MACD (Moving Average Convergence Divergence): The MACD is also bearish, with both the MACD line and signal line moving lower, confirming the strength of the current downtrend.
Moving Averages: The alignment of moving averages further supports the bearish outlook, as the shorter-term moving averages are below the longer-term ones, indicating that the path of least resistance remains to the downside.
Alternative Scenario
If buyers manage to reclaim the broken support at 73.524, attention will shift to the resistance at 74.566, which coincides with the overlap of the moving averages. A move above this level would suggest a potential short-term reversal. The key resistance at 76.253 would then come into focus, with a break above this level signaling a possible shift to a bullish trend in the short term.
Key Levels
Resistance Levels:
- Resistance 4: 76.253
- Resistance 3: 74.566
- Resistance 2: 73.524
- Resistance 1: 72.782
Current Price (at the time of analysis): 72.431
Support Levels:
- Support 1: 71.837
- Support 2: 70.795
- Support 3: 69.108
Key Events to Watch
The U.S. and Canadian markets are closed on Monday due to holidays, leading to reduced trading volumes. This low liquidity environment could exacerbate price movements in either direction. Looking ahead, the weekly U.S. crude oil inventory report on Wednesday and the Energy Information Administration (EIA) inventory report on Thursday will provide further insights into demand levels.

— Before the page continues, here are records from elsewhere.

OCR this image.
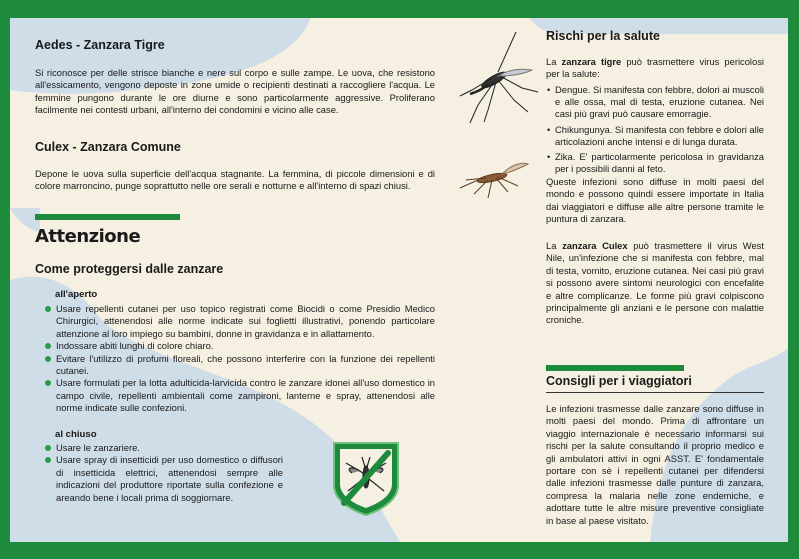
Aedes - Zanzara Tigre

Si riconosce per delle strisce bianche e nere sul corpo e sulle zampe. Le uova, che resistono all'essicamento, vengono deposte in zone umide o recipienti destinati a raccogliere l'acqua. Le femmine pungono durante le ore diurne e sono particolarmente aggressive. Proliferano facilmente nei contesti urbani, all'interno dei condomini e vicino alle case.

Culex - Zanzara Comune

Depone le uova sulla superficie dell'acqua stagnante. La femmina, di piccole dimensioni e di colore marroncino, punge soprattutto nelle ore serali e notturne e all'interno di spazi chiusi.

Attenzione
Come proteggersi dalle zanzare
all'aperto
Usare repellenti cutanei per uso topico registrati come Biocidi o come Presidio Medico Chirurgici, attenendosi alle norme indicate sui foglietti illustrativi, ponendo particolare attenzione al loro impiego su bambini, donne in gravidanza e in allattamento.
Indossare abiti lunghi di colore chiaro.
Evitare l'utilizzo di profumi floreali, che possono interferire con la funzione dei repellenti cutanei.
Usare formulati per la lotta adulticida-larvicida contro le zanzare idonei all'uso domestico in campo civile, repellenti ambientali come zampironi, lanterne e spray, attenendosi alle norme indicate sulle confezioni.
al chiuso
Usare le zanzariere.
Usare spray di insetticidi per uso domestico o diffusori di insetticida elettrici, attenendosi sempre alle indicazioni del produttore riportate sulla confezione e areando bene i locali prima di soggiornare.
Rischi per la salute

La zanzara tigre può trasmettere virus pericolosi per la salute:

• Dengue. Si manifesta con febbre, dolori ai muscoli e alle ossa, mal di testa, eruzione cutanea. Nei casi più gravi può causare emorragie.
• Chikungunya. Si manifesta con febbre e dolori alle articolazioni anche intensi e di lunga durata.
• Zika. E' particolarmente pericolosa in gravidanza per i possibili danni al feto.

Queste infezioni sono diffuse in molti paesi del mondo e possono quindi essere importate in Italia dai viaggiatori e diffuse alle altre persone tramite le puntura di zanzara.

La zanzara Culex può trasmettere il virus West Nile, un'infezione che si manifesta con febbre, mal di testa, vomito, eruzione cutanea. Nei casi più gravi si possono avere sintomi neurologici con encefalite e altre complicanze. Le forme più gravi colpiscono principalmente gli anziani e le persone con malattie croniche.

Consigli per i viaggiatori

Le infezioni trasmesse dalle zanzare sono diffuse in molti paesi del mondo. Prima di affrontare un viaggio internazionale è necessario informarsi sui rischi per la salute consultando il proprio medico e gli ambulatori attivi in ogni ASST. E' fondamentale portare con sè i repellenti cutanei per difendersi dalle infezioni trasmesse dalle punture di zanzara, compresa la malaria nelle zone endemiche, e adottare tutte le altre misure preventive consigliate in base al paese visitato.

An increase in weekly inventories could signal weakening demand, potentially putting additional pressure on oil prices. Conversely, a significant drawdown in inventories, especially one that exceeds forecasts, could indicate strengthening demand and lead to positive price movements.
Conclusion
WTI crude oil is currently facing significant downward pressure after breaking below last week’s low, with technical indicators and key support levels pointing to further potential declines. However, market participants should remain cautious, as low trading volumes due to public holidays could lead to heightened volatility. The upcoming inventory reports will be crucial in shaping the market’s short-term direction, providing clearer signals about the underlying demand dynamics. Traders should closely monitor these reports and technical levels to gauge the next move in the oil market.